Back to Discovery.  For the longest time I’ve been wary of mega churches, and for good reason.  They seemed driven by sheer attendance and not much else.  This is where a majority of the “prosperity gospel” ideas found their home, and why not?  A church with a $1 Million per month budget probably did have something to say about getting rich with the help of Jesus.  In addition, the high-tech “performance” sermons complete with huge video screens, rock bands, and a light show felt more like entertainment than a true reflection of faith.  One of my positions- and I do still hold to this- is that American Christianity would do well to pipe down and reside in God’s silence for a while.  This is why I see the practices of Christian monasticism and mysticism as better paths to a clear, balanced relationship to God than any other way (I realize I’m not being very concise in my words, but this is one of those “ramble posts” that I have about once every couple months).
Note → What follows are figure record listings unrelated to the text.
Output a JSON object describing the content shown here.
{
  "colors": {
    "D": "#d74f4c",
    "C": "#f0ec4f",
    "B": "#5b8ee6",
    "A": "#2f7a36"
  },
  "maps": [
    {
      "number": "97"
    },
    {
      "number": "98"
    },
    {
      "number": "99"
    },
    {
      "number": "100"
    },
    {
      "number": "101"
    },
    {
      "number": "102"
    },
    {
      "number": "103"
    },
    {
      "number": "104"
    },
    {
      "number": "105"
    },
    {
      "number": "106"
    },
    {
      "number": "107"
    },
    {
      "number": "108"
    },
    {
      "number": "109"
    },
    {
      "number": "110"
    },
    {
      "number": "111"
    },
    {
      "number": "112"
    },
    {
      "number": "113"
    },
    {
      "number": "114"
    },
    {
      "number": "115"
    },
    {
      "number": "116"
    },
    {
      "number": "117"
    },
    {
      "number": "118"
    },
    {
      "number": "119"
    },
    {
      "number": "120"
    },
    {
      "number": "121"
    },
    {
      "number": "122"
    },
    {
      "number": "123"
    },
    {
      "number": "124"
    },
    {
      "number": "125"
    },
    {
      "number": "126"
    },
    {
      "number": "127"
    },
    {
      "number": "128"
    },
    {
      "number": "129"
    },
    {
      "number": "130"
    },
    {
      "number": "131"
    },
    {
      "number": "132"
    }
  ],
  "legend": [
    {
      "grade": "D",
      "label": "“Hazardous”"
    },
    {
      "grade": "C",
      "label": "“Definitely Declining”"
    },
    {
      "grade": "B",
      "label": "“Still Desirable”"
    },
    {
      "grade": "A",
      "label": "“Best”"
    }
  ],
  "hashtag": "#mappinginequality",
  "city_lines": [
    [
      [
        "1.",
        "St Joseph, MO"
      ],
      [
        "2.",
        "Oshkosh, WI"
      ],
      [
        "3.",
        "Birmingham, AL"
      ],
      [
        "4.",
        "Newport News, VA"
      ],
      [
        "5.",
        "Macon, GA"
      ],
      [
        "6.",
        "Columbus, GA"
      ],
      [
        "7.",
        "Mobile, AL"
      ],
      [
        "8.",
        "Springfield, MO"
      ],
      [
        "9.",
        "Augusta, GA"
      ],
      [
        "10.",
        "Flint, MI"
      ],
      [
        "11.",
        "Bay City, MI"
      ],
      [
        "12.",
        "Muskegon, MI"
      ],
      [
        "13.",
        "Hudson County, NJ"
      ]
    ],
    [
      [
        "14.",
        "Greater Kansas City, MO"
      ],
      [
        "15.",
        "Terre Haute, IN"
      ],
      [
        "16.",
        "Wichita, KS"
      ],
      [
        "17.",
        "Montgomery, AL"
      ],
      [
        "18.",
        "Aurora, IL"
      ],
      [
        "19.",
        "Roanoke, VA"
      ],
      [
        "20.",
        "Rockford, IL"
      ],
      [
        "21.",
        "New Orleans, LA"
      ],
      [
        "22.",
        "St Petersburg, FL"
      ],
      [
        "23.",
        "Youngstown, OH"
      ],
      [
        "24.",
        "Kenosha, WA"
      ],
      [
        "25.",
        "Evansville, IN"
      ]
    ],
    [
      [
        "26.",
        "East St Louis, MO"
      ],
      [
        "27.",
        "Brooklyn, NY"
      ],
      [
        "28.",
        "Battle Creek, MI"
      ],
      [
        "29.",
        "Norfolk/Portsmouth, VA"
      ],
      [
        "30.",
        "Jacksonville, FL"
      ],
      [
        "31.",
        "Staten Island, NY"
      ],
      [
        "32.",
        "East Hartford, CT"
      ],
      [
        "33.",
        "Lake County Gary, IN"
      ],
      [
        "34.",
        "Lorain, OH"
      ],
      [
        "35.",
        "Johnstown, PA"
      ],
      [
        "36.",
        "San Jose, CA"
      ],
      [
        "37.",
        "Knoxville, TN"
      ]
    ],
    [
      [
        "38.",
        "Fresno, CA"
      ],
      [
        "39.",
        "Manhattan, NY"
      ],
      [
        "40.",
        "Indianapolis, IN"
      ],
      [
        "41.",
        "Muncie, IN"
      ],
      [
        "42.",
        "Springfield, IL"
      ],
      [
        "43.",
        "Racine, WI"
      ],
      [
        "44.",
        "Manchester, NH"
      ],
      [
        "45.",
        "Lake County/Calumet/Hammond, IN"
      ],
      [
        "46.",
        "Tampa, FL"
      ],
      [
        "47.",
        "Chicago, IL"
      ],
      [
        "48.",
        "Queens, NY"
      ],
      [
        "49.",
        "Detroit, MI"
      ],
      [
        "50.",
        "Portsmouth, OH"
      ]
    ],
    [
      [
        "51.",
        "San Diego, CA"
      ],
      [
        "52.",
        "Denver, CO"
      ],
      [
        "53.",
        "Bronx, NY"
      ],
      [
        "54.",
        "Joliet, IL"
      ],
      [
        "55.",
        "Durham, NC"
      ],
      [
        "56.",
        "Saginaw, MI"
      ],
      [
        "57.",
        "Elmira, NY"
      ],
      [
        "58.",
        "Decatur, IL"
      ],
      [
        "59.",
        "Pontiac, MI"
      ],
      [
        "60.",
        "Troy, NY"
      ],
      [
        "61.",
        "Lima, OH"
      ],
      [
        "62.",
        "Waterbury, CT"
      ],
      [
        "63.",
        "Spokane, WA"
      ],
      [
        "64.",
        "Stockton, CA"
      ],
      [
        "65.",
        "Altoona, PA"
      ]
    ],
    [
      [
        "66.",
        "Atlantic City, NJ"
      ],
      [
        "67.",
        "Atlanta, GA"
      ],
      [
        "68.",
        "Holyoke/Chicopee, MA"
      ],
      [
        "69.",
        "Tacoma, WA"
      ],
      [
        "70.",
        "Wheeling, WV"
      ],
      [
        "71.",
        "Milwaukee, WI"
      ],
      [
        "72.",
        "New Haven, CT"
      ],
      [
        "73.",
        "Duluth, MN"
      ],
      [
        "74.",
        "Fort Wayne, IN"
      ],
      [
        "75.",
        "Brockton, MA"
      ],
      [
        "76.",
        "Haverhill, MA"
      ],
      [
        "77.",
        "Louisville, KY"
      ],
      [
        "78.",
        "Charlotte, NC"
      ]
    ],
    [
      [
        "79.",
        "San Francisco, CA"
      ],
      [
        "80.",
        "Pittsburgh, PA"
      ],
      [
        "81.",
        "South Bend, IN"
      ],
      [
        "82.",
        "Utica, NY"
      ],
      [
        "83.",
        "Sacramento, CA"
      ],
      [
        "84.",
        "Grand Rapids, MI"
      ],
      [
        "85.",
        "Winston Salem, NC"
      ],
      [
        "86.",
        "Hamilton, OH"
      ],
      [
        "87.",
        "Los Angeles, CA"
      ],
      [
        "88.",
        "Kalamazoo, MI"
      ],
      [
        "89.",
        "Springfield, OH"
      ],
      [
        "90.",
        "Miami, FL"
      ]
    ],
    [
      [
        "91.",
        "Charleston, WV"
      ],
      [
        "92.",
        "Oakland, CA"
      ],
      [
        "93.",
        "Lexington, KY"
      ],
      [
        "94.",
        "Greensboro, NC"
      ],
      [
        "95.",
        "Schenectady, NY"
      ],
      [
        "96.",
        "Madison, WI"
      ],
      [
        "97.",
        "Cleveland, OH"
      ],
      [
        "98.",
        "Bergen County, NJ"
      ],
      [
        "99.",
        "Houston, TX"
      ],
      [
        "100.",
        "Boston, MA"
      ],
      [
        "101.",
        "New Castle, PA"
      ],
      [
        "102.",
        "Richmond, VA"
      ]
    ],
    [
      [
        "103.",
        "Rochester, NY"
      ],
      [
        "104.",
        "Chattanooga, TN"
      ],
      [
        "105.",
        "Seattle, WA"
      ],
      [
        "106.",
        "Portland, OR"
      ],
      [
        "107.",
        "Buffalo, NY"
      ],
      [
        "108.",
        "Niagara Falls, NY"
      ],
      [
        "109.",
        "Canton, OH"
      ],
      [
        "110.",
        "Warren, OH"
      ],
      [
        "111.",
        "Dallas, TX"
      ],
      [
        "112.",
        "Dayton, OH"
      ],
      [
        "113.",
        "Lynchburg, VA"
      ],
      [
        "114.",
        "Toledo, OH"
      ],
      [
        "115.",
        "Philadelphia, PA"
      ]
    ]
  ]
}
So why Discovery?  I remember attending the church to hear Shane Claiborne speak on his Jesus for President tour.  Claiborne is/was part of the neo-monastic movement which I read about in addition to my studies of traditional monastic life.  So I had “entered the building” once, and I guess one Saturday night was hungry to do it again for a bit of spiritual refreshment.  It also gets to the point with me that I think “well, if it’s not going to tackle me and rip my head off, why not?”  And lo and behold if they weren’t doing some of the centering prayer techniques I’ve read and practiced from the ancient Desert Fathers.

I attended, and ran into Duncan, who invited me back to a young adults meeting the next Saturday evening.  During the “Young Professionals” meeting, we watched a video by this guy Rob Bell.  Never heard of him before.  Some of you right now are saying “Uh-oh.”  Oh well.  The NOOMA video Dust really resonated with me, and I googled “Rob Bell” and “NOOMA” when I got home, and opened up a whole new can of controversial, worms in the process.  Bell is part of the new “Emergent Church” which wants to radically change the perception and outlook of Christianity in the postmodern era, in order to make it more relevant and “stir up” what they (the Emergent Church) considers a stagnant and disconnected body.  They have a point- church attendance is down across the board, and many see the church as less than inviting, almost to the point of being exclusionary.
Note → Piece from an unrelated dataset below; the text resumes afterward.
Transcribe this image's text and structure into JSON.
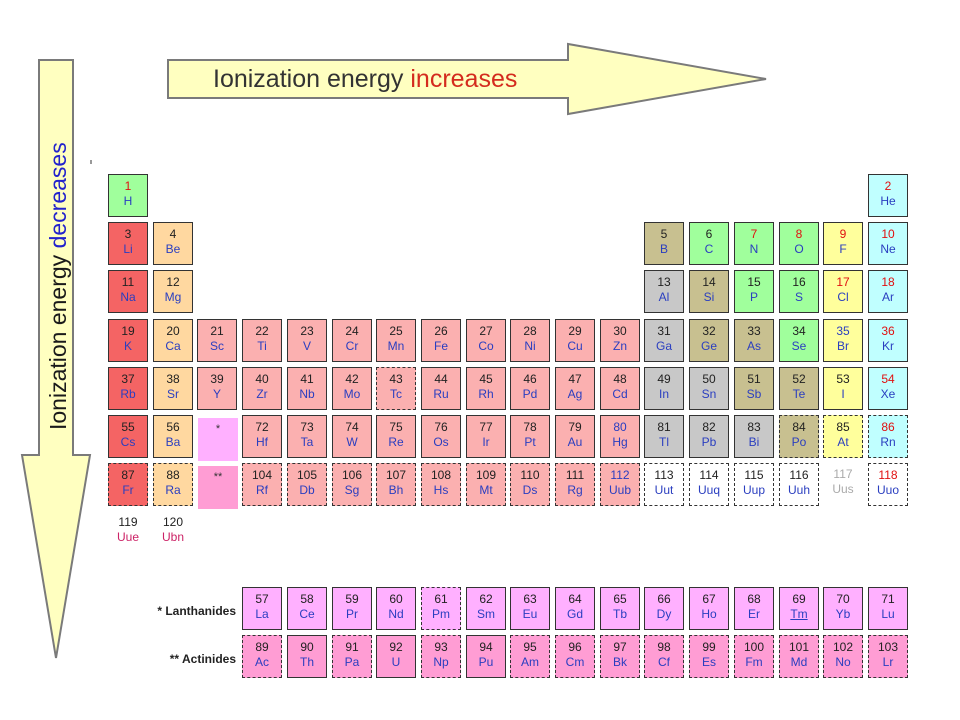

This brings us to MacDonald’s quote.  We have indeed become mass and not a body.  And when a Shane Claiborne or a Rob Bell comes along to point this out, the community eats him alive.  I found this great perception contrast on A Mending Shift’s blog:

This is how we view the world:

world_us

I believe this is how God views the world:

world_god

One my heroes, C.S. Lewis, longed for the “petty divisions” among us to cease.  He wagered that we were still the “early Christians,” giving hope that we are still trying to get that Message, the Message of Christ’s, and therefore God’s, Love right.  We are a hurt, battered, and broken world, and we need to pull together through Him.  We need to lose that disjointed, disorganized mass mentality and reconnect.  Will it ever happen?  It has to.

But I know it will take a while.  We’re imperfect, we struggle, and we’re near sighted.  Feeling a bit overwhelmed and disjointed tonight, I took an evening walk with God, asking Him to open my eyes to see the peace of the night around me, and to dwell in His silence and peace.  As I walked, I passed this tree that to me has always looked like an angel praying in profile: A large, arching group of branches representing a wing, a rounded bit of branches on the lower right representing a bowed head.  It waved a bit in the chilly breeze, but still stood firm, head bowed, in silence except for a few rustling leaves.  It looked like something to emulate.  I kneeled down in the grass by my house, felt my head bend low, my hands fold.  The wind ruffled my hair a bit, and I was still, my body intact and directed toward God.